La nostra conoscenza morale è limitata e le molteplici domande a cui vogliamo risposte si trovano nel centro del proverbiale giardino. Non possiamo voltare le spalle alla lacuna tra l’ordine morale che desideriamo nel nostro mondo e la nostra dolorosa realtà. Come il Divino, siamo consci della dimensione morale della vita, ma questo dono ha un prezzo altissimo. 

Lottiamo a cuore aperto con domande a cui non abbiamo risposte chiare, ma lottiamo insieme. Nella nostra missione collettiva, il peso del giusto e dello sbagliato diminuisce. 

Il genere è un altro tema chiave in B’reishit.  Mentre molti credono che la storia della creazione sia incentrata sulla storia di un uomo e una donna; una lettura più attenta del testo rivela maggiori sfumature.

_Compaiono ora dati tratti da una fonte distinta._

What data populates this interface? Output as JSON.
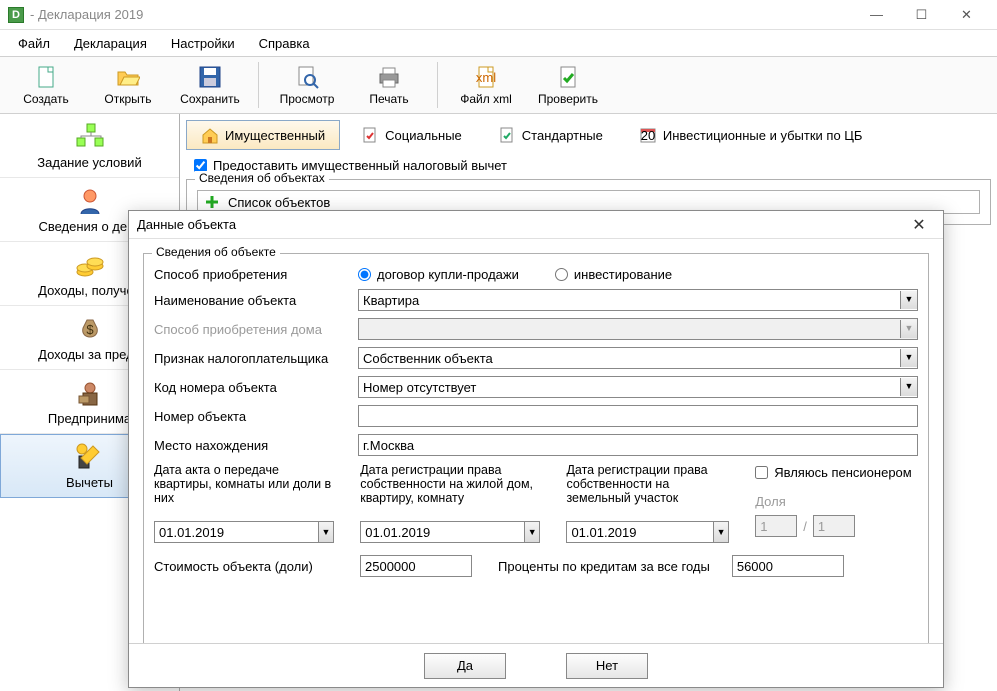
{
  "window": {
    "title": " - Декларация 2019"
  },
  "menu": {
    "file": "Файл",
    "decl": "Декларация",
    "settings": "Настройки",
    "help": "Справка"
  },
  "toolbar": {
    "create": "Создать",
    "open": "Открыть",
    "save": "Сохранить",
    "preview": "Просмотр",
    "print": "Печать",
    "xml": "Файл xml",
    "check": "Проверить"
  },
  "sidebar": {
    "cond": "Задание условий",
    "declinfo": "Сведения о декл",
    "income": "Доходы, получен",
    "foreign": "Доходы за преде",
    "entrep": "Предпринима",
    "deduct": "Вычеты"
  },
  "tabs": {
    "property": "Имущественный",
    "social": "Социальные",
    "standard": "Стандартные",
    "invest": "Инвестиционные и убытки по ЦБ"
  },
  "group": {
    "provide": "Предоставить имущественный налоговый вычет",
    "objects_title": "Сведения об объектах",
    "list_head": "Список объектов"
  },
  "dialog": {
    "title": "Данные объекта",
    "group_title": "Сведения об объекте",
    "method_label": "Способ приобретения",
    "method_contract": "договор купли-продажи",
    "method_invest": "инвестирование",
    "name_label": "Наименование объекта",
    "name_value": "Квартира",
    "house_method_label": "Способ приобретения дома",
    "taxpayer_label": "Признак налогоплательщика",
    "taxpayer_value": "Собственник объекта",
    "code_label": "Код номера объекта",
    "code_value": "Номер отсутствует",
    "number_label": "Номер объекта",
    "number_value": "",
    "location_label": "Место нахождения",
    "location_value": "г.Москва",
    "date_act_label": "Дата акта о передаче квартиры, комнаты или доли в них",
    "date_act": "01.01.2019",
    "date_reg_label": "Дата регистрации права собственности на жилой дом, квартиру, комнату",
    "date_reg": "01.01.2019",
    "date_land_label": "Дата регистрации права собственности на земельный участок",
    "date_land": "01.01.2019",
    "pensioner": "Являюсь пенсионером",
    "share_label": "Доля",
    "share_a": "1",
    "share_b": "1",
    "cost_label": "Стоимость объекта (доли)",
    "cost": "2500000",
    "interest_label": "Проценты по кредитам за все годы",
    "interest": "56000",
    "ok": "Да",
    "cancel": "Нет"
  }
}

In B’reishit Rabba 24:7, Rabbi Akiva sostiene che l’essenza della Torah sia “Ama il tuo vicino come te stesso.” Il suo collega, Rabbi Ben Azzai, sostiene invece che l’essenza della Torah si trovi in Genesi 5:1-2: “Questo è il libro della genealogia di Adamo Quando Dio creò l’uomo lo fece a somiglianza di Dio, li creò maschio e femmina, li benedisse e li chiamò uomini quando furono creati.”

Rimanendo fedeli all’ebraico originale, leggiamo che Adamo è completamente umano, senza essere unicamente maschile o femminile. I pronomi in questi versi sono intenzionalmente inconsistenti, la nostra Torah fonde forme di genere diverso che comprende sia il singolare che il plurale allo stesso tempo, riprendendo Genesi 1:26: “Poi Dio disse : “Facciamo l’uomo [Adamo] a nostra immagine e a nostra somiglianza…” La pluralità di questa dichiarazione solitamente riflette un senso di maestà o un consulto con angeli divini, ma preferisco un’interpretazione più diretta : Solo Dio è uno. L’unità divina si riflette in diverse pluralità umane –genere, razza, cultura, abilità ecc.- L’immagine umana è nostra; appartiene a tutti, e proprio per la nostra creazione divina, abbiamo il diritto di autodefinirci. La prima persona in ebraico non conosce genere, che ci permette di trovare ed affermare un'unica identità, un’espressione singolare e personale dell’immagine divina e la sua somiglianza. 

Siamo tutti figli di Dio. Indipendentemente da come ci identifichiamo o le domande morali che occupano i nostri pensieri, ognuno di noi esprime l’immagine di Dio attraverso il potente atto dell'autodefinizione.